Comme je le signalais, quand on rend publiques des vues claires
par des propos clairs, on s’expose au dissentiment de ceux qui, en toute bonne foi, ne les partagent pas. J’ai évoqué moi-même le caractère peut-être angélique de cet ESPOIR, mais les conditions
techniques sont à présent réunies pour le réaliser, pour la première fois dans l’histoire de l’humanité. Quant à la liberté de choix, je la laisse plus que quiconque : j’ai bien précisé que
ceux qui décident de continuer à remplir ce globe ne s’exposent pas à mon courroux et nulle part je n’ai suggéré qu’il fallait les en empêcher par la contrainte. Mon arme a toujours été d’essayer
de convaincre. Je ne vois rien de chinois à cela. A chaque fois que je parle de redistribution, on me ressert l’exemple collectiviste russe, le livre rouge ou les kibboutzin. Personne ne peut me
montrer une seule ligne où j’écris que les modèles dits communistes sont encore à reproduire et je ne me réclame pas de cette obédience. Toutefois, la réalité imposera peut-être plus vite
qu’on ne le pense une diminution des bouches à nourrir (pour ne parler que de cela). Cette planète n’est pas capable de faire vivre décemment 10 milliards d’êtres. Et l’argument qu’on m’oppose
souvent – et en France plus qu’ailleurs : si ce ne sont pas des petits blancs, ce sera d’autres ethnies - ne tient pas debout. En outre, il est irrecevable pour un internationaliste – car cette
tendance-là, je la revendique haut et fort.


«  Continue à faire du bon vin et à ne pas t’occuper d’autre
chose ... », l’équivalent du « Sois belle et tais-toi », tout flatteur qu’il est pour son premier terme, ne survit pas à un examen attentif. Ce blog permet à des gens d’horizons
divers, et de compétence diverse, d’échanger des idées parfois, des opinions souvent, des convictions presque toujours. J’ai déjà expliqué ne pas avoir d’avis sur de nombreux sujets, car je n’y
possède pas assez de clairvoyance.

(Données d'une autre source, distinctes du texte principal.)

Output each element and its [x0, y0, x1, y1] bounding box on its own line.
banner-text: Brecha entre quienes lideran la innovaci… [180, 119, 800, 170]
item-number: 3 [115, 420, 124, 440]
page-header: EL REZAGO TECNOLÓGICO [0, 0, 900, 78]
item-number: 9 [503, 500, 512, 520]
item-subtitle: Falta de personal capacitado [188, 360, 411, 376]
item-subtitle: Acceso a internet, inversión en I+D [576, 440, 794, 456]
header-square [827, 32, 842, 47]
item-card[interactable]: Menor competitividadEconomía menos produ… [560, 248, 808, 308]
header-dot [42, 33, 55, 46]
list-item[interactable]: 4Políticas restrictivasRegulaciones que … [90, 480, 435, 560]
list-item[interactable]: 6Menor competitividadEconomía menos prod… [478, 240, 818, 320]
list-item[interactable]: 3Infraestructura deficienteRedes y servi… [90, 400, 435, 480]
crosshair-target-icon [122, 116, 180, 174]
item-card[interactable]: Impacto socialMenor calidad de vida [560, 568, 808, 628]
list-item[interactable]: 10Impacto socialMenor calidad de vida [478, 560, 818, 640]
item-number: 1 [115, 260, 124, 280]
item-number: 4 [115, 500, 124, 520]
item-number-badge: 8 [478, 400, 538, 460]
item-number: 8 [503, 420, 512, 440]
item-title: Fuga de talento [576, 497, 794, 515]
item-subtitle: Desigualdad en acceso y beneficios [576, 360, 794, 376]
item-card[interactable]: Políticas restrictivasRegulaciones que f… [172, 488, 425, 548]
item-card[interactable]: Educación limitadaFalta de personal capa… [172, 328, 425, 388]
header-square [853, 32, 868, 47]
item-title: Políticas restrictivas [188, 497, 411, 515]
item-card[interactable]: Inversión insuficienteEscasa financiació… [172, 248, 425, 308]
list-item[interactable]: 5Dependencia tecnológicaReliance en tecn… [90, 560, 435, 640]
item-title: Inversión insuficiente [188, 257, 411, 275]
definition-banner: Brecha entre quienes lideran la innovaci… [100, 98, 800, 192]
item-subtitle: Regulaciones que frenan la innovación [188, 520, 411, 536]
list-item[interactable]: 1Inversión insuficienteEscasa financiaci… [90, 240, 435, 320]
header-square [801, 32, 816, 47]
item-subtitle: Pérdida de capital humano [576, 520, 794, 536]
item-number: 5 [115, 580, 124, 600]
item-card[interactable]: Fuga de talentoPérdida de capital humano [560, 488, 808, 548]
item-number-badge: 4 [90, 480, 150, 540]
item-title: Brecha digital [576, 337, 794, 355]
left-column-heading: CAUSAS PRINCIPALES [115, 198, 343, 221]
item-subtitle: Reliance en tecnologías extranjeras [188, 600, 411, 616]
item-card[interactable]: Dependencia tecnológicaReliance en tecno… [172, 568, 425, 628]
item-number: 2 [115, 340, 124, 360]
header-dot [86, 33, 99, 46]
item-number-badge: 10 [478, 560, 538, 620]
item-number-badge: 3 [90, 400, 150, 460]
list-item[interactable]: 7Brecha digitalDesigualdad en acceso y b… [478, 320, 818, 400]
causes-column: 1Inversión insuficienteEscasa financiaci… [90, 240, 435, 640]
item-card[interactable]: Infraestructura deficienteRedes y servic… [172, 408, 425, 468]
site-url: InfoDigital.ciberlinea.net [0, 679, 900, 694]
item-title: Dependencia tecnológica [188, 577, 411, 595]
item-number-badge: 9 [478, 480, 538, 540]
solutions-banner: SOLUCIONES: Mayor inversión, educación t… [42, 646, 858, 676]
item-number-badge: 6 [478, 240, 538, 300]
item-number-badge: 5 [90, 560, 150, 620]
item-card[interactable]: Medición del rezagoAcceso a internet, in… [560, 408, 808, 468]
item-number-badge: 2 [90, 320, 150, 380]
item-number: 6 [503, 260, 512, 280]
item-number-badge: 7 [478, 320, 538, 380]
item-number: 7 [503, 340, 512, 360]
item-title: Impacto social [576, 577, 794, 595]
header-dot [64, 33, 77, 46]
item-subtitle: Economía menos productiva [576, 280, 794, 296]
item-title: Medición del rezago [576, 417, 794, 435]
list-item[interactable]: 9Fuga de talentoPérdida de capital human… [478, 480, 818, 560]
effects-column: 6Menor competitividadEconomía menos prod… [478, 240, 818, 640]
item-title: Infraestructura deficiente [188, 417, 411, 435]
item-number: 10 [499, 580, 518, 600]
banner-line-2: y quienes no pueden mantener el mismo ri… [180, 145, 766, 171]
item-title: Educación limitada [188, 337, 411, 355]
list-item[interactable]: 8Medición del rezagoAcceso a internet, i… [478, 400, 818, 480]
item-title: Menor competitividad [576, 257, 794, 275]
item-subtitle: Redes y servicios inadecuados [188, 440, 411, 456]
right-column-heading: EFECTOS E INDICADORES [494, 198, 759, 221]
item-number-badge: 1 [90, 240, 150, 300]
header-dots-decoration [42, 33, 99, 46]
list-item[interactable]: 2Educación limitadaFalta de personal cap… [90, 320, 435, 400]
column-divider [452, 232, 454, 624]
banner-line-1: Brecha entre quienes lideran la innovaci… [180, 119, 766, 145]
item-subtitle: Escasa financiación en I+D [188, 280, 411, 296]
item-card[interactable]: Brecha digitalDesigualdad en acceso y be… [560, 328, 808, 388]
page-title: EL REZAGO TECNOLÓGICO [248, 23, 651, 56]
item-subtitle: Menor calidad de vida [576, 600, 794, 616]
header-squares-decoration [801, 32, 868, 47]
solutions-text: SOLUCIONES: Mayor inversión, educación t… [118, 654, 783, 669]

Quand j’exprime un avis par contre, c’est presque toujours après réflexion, pas « à pouf » et je pense alors avoir raison et tente bien évidemment de
rallier les gens à mes vues. Je peux me tromper, et l’admets de très bonne grâce une fois que l’on me l’a montré.


Ici, Monsieur le Tarnais, superbe région d’agriculture à taille
humaine (j’étais à Gaillac puis à Réalmont hier), il existe pas mal d’évidence que les techniques agricoles (au sens large), et le BTP, et notre système de santé puissent garantir tout ce que
j’envisage à TOUS les citoyens du monde qui le souhaitent, au prix bien sûr de la confiscation du surplus (limite à définir, je l’admets) chez un
petit nombre. Mais cette « REALUTOPIE » (le néologisme est de mon fait) ne tient plus si la population continue à croître comme elle le fait. Donc, oui, bien sûr, réguler les
naissances. C’est une évidence.


Un détail : je savais pertinemment que « mettre
bas » ferait tiquer, alors que «écarter » est passé inaperçu ! Je ne vois pas pourquoi l’opprobre tombe sur l’enfantement animal, alors que « l’acte d’amour » peut se
voir banaliser sans encourir de reproche. C’est cela, la moralité judéo-chrétienne : Croissez et multipliez mais ne forniquez pas ! Comment fait-on l’un sans
l’autre ?


Pour info, j’ai réalisé 40 accouchements (dont 5 à quatre mains mais les 35
suivants tout seul) car je souhaitais être capable de gérer ces situations dans de bonnes conditions. Les parturiantes m’ont toujours paru satisfaites de mon attitude personnelle et tous les
bébés étaient en bonne santé. Dans le cas contraire, j’aurais été un salopard. Certaines femmes accouchent avec facilité et grâce, d’autres feraient pitié à une vache qui vêle. Je n’y peux rien
et n’y mets aucun jugement de valeur. Il ne s’agit pas d’un acte sublîme, la naissance d’un petit être nouveau, un autre enfant de notre seigneur Jésus. Il s’agit d’un épisode biologique, comme
la digestion pour faire simple. Et il ne s’agit pas d’une maladie non plus, ce qu’on oublie parfois par le biais d’une surmédicalisation. Mon propos est de dire aussi aux nullipares : Madame
vous ne déméritez en rien. Et j’ajouterai même : continuez dans cette voie, merci pour notre planète.